Informs: Improving Homelessness Prevention and Client Outcomes through Data Science
In the United States, a Continuum of Care (CoC) Program is a nonprofit umbrella organization that coordinates efforts to aid those who find themselves homeless and help prevent homelessness proactively for a given metropolitan area. Within a CoC, you will find organizations that offer services including emergency shelter, rapid rehousing, permanent supportive housing, street outreach and prevention via shelter diversion. One key feature of a CoC is the coordination of a Homeless Management Information System (HMIS), which acts as a shared database across all partner organizations. Requirements for an HMIS are defined by the U.S. Department of Housing and Urban Development. Because such a database is standardized and sufficiently adopted, it provides a tremendous resource to these organizations for ensuring the efficacy of their efforts. Since 2007, the CoC serving my home city of Cincinnati has been Strategies to End Homelessness (STEH, or “Strategies”). Strategies also manages the Central Access Point (CAP) for Hamilton County, Ohio, which provides a single contact point for those who are at risk of, or currently experiencing, homelessness to receive services.
In 2017, Strategies to End Homelessness reached out to 84.51° – a Cincinnati-based retail data science, insights and media company – for help with their data. Strategies, which has been at the forefront of HMIS adoption in the U.S., hoped to partner with a data scientist to receive guidance on the ways in which this data could be utilized to guide its ongoing assessment of efficacy and inform its decisions on how to best serve the community. We’ve assisted Strategies’ data work in manners ranging from tactical – data cleansing and technical support – to more aspirational diagnostic and prescriptive science solutions. In doing so, I’ve observed firsthand the meaningful improvement that data science can have on outcomes for those served by Strategies and, more broadly, the impact that support from the data science community can make for nonprofits.
Community-facing Performance Insights As an umbrella organization working with many partners, having a meaningful view of data and insights across its full system is a matter of importance for Strategies to End Homelessness. The challenges for such an ask are ensuring the insights visualized are summarized to a level that is meaningful to users and that the data visualization (data viz) remains continually accessible and updated. For a few key initiatives, we worked to build and host data visualizations that met these needs for STEH and its community partners.
The first such exercise involved designing a dashboard to keep a pulse on the KEYS program, which serves youths (age 24 and under) experiencing homelessness. The designed data viz provides a lens over time for key measures of efficacy, including number of entries for services, frequency of recidivism and proportion of exits to a variety of permanent and temporary housing destinations. The dashboard, now embedded within Strategies’ website via Tableau Public, provides a straightforward means for the CoC and its community partners to access updated measures for the program.
A similar request surfaced for a streamlined view of the overall health of the system of care. Especially of interest was understanding how effectively positive outcomes, such as exits to permanent housing and increased income, are being achieved. These measures are important to understand relative to each type of program, as well as benchmarked over time. An effective visualization would therefore be able to answer questions such as “Has rapid rehousing been effective at increasing clients’ income?” and “Are emergency shelters improving clients’ exit destinations over time?” With those goals in mind, we worked to design and embed Strategies’ system performance dashboard in a manner accessible to community partners and continually updated with fresh data.

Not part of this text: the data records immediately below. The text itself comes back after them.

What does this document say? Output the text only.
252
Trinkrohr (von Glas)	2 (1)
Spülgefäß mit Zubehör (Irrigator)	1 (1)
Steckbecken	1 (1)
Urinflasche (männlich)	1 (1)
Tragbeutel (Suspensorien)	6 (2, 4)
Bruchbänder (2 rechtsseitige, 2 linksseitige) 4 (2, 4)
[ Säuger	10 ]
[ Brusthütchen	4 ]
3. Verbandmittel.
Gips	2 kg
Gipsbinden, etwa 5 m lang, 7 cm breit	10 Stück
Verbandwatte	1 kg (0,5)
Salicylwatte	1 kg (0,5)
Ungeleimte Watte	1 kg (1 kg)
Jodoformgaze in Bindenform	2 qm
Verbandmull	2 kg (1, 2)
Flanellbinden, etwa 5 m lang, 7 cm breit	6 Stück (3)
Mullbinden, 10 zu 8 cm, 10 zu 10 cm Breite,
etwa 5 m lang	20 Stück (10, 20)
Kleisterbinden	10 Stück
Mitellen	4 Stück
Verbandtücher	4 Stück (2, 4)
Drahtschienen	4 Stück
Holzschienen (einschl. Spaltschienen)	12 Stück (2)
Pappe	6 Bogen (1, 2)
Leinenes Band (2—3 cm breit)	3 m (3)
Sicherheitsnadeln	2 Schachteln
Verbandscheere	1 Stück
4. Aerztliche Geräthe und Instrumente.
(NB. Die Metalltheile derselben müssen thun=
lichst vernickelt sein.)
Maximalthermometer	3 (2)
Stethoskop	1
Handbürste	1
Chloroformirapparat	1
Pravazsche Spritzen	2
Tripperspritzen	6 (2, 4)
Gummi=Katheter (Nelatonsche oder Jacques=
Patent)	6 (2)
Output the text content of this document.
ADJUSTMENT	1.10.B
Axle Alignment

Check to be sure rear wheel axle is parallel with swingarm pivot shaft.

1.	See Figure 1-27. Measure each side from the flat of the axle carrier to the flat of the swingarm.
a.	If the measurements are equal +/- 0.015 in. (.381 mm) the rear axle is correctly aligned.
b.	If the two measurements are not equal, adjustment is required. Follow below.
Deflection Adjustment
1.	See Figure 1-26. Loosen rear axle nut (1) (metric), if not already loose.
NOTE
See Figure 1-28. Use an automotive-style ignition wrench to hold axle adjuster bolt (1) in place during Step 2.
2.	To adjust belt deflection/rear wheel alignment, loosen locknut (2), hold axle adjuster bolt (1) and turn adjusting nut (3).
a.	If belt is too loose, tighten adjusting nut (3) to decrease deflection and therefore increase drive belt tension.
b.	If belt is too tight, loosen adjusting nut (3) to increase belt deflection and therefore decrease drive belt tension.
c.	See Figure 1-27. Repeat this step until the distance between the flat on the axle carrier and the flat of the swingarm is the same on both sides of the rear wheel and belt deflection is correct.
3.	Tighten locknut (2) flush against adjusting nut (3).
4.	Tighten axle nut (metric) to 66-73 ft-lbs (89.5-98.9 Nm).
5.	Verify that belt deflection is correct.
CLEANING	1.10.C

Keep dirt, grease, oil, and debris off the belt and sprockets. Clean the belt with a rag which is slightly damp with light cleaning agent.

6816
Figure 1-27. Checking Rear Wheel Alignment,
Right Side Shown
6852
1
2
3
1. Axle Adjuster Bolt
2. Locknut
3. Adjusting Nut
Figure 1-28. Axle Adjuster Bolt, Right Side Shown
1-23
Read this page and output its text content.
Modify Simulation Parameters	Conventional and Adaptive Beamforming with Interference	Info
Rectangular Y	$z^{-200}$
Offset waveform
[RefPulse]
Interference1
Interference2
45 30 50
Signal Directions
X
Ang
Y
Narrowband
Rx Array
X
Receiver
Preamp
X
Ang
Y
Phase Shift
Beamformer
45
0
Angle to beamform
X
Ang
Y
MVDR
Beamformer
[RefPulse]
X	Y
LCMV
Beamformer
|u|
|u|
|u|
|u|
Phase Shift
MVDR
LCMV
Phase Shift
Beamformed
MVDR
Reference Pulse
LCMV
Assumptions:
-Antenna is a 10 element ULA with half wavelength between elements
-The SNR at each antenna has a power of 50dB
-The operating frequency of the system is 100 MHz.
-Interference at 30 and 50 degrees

Data-driven Assessment of Risk Factors For organizations who aim to extend aid to those who are most at need, having a factually driven basis for assessing need is a key aspiration. Accordingly, Strategies faced a need to find the factors that most adversely affect risk of recidivism (return to homelessness). This request brings with it a few pieces of nuance. First, we’re trying to assess not only the risk of an event occurring but also how quickly that event would occur. In other words, if someone is at high risk of recidivism, they’re likely to recidivate in a shorter amount of time as well. Second, observed data for this is what we would call “right-censored,” meaning that for records where recidivism did not occur, there is still some chance that recidivism could happen in the future, and we need a model to account for that. Survival analysis, commonly leveraged in the healthcare space, is a branch of statistics that was designed precisely to handle these nuances. It aims to assess the risk of an event occurring while accounting for a temporally censored training set.
For Strategies, application of such a technique came down to how to best identify and serve families who are most at risk of returning to homelessness, and thereby having a model to assess this risk so that the proper resources could be directed. In part owing to the standardization of HMIS data, such a model was successfully trained and applied to guide the response of the CAP at STEH. The analysis focused on identifying the most differentiating risk factors of recidivism via Cox regression and Kaplan-Meier curves. In doing so, Strategies was able to more prescriptively guide its response to CAP calls by extending shelter diversion and aftercare support for families who had previously been in shelter. Additionally, Strategies shared descriptive data from the analysis to better inform the respective programs of partner organizations that serve families.